Unnamed: 0,1st,29th,29th september,abbreviation,abbreviation living,abdication,abdication neighbour,abide,abide consequence,abide figure,...,zealand australia,zealous,zealous officer,zealous subject,zealously,zealously discharge,zigzag,zigzag go,text,author
0,0,0,0,0,0,0,0,0,0,0,...,0,0,0,0,0,0,0,0,Alice begin tired sit sister bank have twice p...,Carroll
1,0,0,0,0,0,0,0,0,0,0,...,0,0,0,0,0,0,0,0,consider mind hot day feel sleepy stupid pleas...,Carroll
2,0,0,0,0,0,0,0,0,0,0,...,0,0,0,0,0,0,0,0,remarkable Alice think way hear Rabbit oh dear,Carroll
3,0,0,0,0,0,0,0,0,0,0,...,0,0,0,0,0,0,0,0,oh dear,Carroll
4,0,0,0,0,0,0,0,0,0,0,...,0,0,0,0,0,0,0,0,shall late,Carroll


In [43]:
Y = sentences['author']
X = np.array(sentences.drop(['text', 'author'], 1))

# splitting the data
X_train, X_test, y_train, y_test = train_test_split(X, Y, test_size= 0.4, random_state= 123)

# Models
lr_params = {"penalty": ["l1", "l2"]}
lr = LogisticRegression()

rfc_params = {"n_estimators": [3, 5, 10, 15],
              "max_depth": [2, 3, 4, 5],
              "min_samples_split": [3, 5, 7, 9]}
rfc = RandomForestClassifier()

gbc_params = {"n_estimators": [3, 5, 10, 15],
              "max_depth": [2, 3, 4, 5],
              "min_samples_split": [3, 5, 7, 9]}
gbc = GradientBoostingClassifier()

clf_lr = GridSearchCV(lr, lr_params, cv=5)
clf_lr.fit(X_train, y_train)

clf_rfc = GridSearchCV(rfc, rfc_params, cv=5)
clf_rfc.fit(X_train, y_train)

clf_gbc = GridSearchCV(gbc, gbc_params, cv=5)
clf_gbc.fit(X_train, y_train)

#print scores

print("----------------------Logistic Regression Scores----------------------")
print('Training set score:', clf_lr.score(X_train, y_train))
print('\nTest set score:', clf_lr.score(X_test, y_test))

print("----------------------Random Forest Scores----------------------")
print('Training set score:', clf_rfc.score(X_train, y_train))
print('\nTest set score:', clf_rfc.score(X_test, y_test))

print("----------------------Gradient Boosting Scores----------------------")
print('Training set score:', clf_gbc.score(X_train, y_train))
print('\nTest set score:', clf_gbc.score(X_test, y_test))
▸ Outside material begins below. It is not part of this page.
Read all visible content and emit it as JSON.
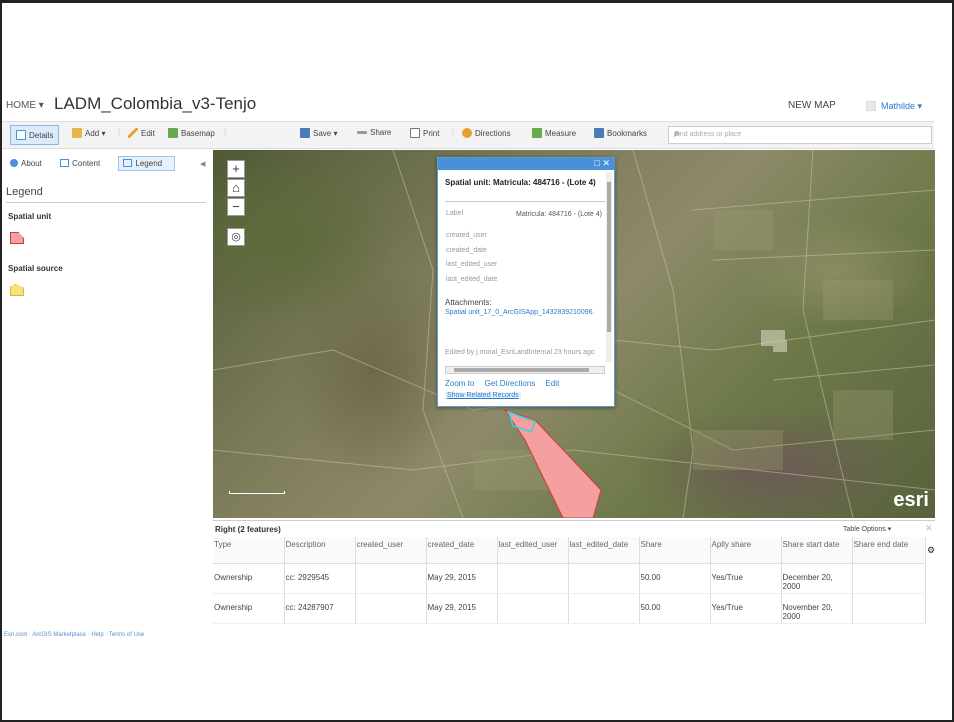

----------------------Logistic Regression Scores----------------------
Training set score: 0.9625903803835272

Test set score: 0.8906691800188501
----------------------Random Forest Scores----------------------
Training set score: 0.77648538195536

Test set score: 0.7780395852968898
----------------------Gradient Boosting Scores----------------------
Training set score: 0.8314995284501729

Test set score: 0.827521206409048


Here, Random Forest didn't perform good as compared to the model in the checkpoint. GBC did good in the 1-gram and 2-gram.